We were to later learn that this was actually an Unmanned Aerial Vehicle (UAV), or simply “drone”, hauled in by a Nigerian TV crew to capture superior aerial images from the ceremony.
Needless to say, it was the most talked-about thing at that year’s gorilla naming ceremony.
Commonly known as a drone, an unmanned aerial vehicle (UAV) is an aircraft without a human pilot aboard. The drone is controlled either autonomously by onboard computers, or by the remote control of a pilot on the ground.
In July 2014, the same month that the drone made its first (and so far only) appearance at Kwita Izina or indeed a public event in Rwanda, CHARIS Unmanned Aerial Solutions was founded as the first unmanned aerial vehicle company in Rwanda.
An apparent act of co-incidence, considering that CHARIS is Rwandan founded and owned, with no links whatsoever to the drone that mesmerized Kwita Izina in 2014.
Located at the Solace Ministries complex in Kacyriu, CHARIS is the brainchild of an enthusiastic and tech-savvy young Rwandan, Rutayisire Eric Muziga, its founder and CEO.

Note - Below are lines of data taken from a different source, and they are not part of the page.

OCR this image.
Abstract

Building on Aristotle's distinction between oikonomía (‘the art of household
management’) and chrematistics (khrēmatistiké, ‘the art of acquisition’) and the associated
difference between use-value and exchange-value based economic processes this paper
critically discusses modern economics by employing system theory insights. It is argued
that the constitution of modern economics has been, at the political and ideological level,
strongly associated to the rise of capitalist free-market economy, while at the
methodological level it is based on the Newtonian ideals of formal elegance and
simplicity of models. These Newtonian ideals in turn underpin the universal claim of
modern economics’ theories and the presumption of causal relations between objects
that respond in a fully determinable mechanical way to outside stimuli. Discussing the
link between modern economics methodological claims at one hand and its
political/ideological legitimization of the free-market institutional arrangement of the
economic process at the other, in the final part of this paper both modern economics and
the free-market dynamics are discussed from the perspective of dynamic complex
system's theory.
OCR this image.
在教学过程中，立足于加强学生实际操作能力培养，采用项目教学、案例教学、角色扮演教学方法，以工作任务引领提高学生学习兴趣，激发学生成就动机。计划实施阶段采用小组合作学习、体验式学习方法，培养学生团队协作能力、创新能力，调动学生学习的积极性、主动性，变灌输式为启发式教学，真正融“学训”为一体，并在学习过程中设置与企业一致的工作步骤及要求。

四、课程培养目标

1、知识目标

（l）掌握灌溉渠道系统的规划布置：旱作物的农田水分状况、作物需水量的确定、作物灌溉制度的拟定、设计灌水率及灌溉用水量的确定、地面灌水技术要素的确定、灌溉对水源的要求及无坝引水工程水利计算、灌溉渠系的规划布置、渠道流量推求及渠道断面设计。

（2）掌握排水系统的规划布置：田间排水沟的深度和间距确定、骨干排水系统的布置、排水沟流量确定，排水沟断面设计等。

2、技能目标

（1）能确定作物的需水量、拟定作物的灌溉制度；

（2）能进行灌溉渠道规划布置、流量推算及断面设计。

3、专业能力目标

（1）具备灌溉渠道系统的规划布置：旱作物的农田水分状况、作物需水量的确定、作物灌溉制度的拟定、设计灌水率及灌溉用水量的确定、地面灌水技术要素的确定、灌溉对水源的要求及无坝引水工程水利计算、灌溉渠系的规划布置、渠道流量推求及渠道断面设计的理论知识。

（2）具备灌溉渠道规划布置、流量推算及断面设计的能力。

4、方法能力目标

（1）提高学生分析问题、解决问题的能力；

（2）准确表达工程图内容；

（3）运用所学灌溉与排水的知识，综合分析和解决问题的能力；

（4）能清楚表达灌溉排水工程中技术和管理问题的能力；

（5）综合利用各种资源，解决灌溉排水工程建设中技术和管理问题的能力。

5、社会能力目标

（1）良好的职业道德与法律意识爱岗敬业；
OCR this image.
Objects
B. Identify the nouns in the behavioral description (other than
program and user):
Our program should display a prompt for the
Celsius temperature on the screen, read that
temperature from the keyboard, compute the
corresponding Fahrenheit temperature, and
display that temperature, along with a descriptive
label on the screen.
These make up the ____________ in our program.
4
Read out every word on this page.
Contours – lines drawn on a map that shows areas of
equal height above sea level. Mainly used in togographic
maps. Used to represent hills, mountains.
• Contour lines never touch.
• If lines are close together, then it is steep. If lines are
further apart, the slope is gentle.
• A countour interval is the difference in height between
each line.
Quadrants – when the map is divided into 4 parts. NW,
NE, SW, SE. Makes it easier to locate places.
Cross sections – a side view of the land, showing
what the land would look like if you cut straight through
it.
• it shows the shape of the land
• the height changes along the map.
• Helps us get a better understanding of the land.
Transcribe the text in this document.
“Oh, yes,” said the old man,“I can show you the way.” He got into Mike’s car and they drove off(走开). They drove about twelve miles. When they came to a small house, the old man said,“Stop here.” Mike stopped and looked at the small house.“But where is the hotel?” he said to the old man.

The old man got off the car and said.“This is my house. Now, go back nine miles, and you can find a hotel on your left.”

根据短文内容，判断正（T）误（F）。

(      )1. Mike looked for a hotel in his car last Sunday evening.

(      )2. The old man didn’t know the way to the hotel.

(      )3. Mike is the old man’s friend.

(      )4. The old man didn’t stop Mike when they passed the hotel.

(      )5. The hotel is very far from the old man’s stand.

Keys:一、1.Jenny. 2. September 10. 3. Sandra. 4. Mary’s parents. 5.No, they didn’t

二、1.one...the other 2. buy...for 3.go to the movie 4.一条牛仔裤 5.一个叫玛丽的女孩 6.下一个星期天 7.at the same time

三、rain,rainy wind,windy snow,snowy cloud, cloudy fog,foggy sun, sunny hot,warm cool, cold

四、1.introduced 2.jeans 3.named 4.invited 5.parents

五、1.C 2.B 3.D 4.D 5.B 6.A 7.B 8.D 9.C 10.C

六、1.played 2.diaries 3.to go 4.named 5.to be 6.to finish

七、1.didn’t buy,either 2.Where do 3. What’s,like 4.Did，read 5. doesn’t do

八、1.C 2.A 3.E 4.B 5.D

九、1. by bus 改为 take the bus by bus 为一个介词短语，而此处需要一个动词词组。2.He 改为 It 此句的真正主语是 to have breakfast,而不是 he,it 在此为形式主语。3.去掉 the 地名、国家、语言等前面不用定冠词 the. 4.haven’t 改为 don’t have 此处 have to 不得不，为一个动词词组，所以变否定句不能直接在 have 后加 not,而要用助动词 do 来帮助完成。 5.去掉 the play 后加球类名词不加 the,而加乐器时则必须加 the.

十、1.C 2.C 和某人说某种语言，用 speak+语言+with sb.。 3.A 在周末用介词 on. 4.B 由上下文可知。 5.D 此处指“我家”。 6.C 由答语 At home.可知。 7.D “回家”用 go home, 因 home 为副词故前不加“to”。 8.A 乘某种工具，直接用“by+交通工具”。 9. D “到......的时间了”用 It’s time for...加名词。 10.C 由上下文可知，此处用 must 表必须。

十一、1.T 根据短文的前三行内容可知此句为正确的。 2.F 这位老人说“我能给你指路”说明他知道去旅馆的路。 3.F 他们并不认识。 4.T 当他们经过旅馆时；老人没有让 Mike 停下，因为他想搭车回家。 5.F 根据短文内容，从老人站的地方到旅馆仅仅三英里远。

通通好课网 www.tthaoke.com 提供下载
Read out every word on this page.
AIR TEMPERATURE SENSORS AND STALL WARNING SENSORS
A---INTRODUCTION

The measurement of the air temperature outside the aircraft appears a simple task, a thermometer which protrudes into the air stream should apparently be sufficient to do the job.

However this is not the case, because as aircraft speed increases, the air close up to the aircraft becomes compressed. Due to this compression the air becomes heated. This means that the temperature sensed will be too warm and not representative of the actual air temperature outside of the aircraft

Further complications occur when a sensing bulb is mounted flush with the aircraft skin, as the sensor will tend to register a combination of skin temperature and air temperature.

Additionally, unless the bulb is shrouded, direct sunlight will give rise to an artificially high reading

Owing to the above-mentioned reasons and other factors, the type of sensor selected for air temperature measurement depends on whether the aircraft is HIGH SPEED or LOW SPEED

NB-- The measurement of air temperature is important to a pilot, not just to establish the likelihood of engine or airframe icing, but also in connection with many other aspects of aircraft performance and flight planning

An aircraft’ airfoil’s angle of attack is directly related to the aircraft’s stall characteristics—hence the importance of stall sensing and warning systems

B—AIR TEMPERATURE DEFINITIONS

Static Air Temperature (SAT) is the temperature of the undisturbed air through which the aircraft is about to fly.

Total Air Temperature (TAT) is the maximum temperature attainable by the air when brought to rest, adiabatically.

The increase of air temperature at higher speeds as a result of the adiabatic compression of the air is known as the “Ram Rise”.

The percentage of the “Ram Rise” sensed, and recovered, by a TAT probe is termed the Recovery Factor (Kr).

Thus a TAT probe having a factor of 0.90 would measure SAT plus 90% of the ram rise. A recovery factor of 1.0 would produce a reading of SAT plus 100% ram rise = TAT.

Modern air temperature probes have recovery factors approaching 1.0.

Rutayisire holds a Masters of Electrical Engineering from the University of Minnesota in the US.
It was while studying electrical engineering at the University of Minnesota that Rutayisire was first introduced to drone technology:
He was introduced to it by one of his professors, who worked for a drone company. This professor would soon become his mentor, encouraging the young engineer about the huge potential that the sector presented.
“That’s how I saw and seized an opportunity in the UAV industry. The idea was to have in Africa or Rwanda for that matter, people doing real engineering work. That’s my passion. I want to see opportunities created for young Rwandans who are coming from engineering school,” Rutayisire explains, adding: “That is why I decided to not do it in the US, but to bring it to my own country.”
Upon finishing school, he returned to Rwanda and teamed up with two like-minded people; his sister, Ingabire Muziga Mamy, and Segore Teddy.
Teddy is a fresh graduate of Electrical Engineering from the Kigali Institute of Science and Technology (KIST), and upon graduation in 2015, joined CHARIS.
“Eric is my childhood friend, and so when he returned from the US and approached me with the idea of starting up a drone company, I took it up immediately because I was doing Electrical Engineering at KIST as well,” he explains:
“It has really widened my engineering knowledge because now I can delve into the more practical aspects of engineering to compliment the theory I learnt from school.”
While Ingabire Muziga Mamy is the company’s Managing Director and studied Bio tech science at a University in South Africa:
“Eric is my younger brother. One time he just came home for holidays and started telling us about his plans to start a drone company here. Even before that, from a young age, we knew he was destined to be an engineer, because he always liked to create certain things on his own,” she explains.
“For me it was quite a new experience, and adventurous too. It’s not been a year yet, and looking at some the projects already done so far, it’s amazing.”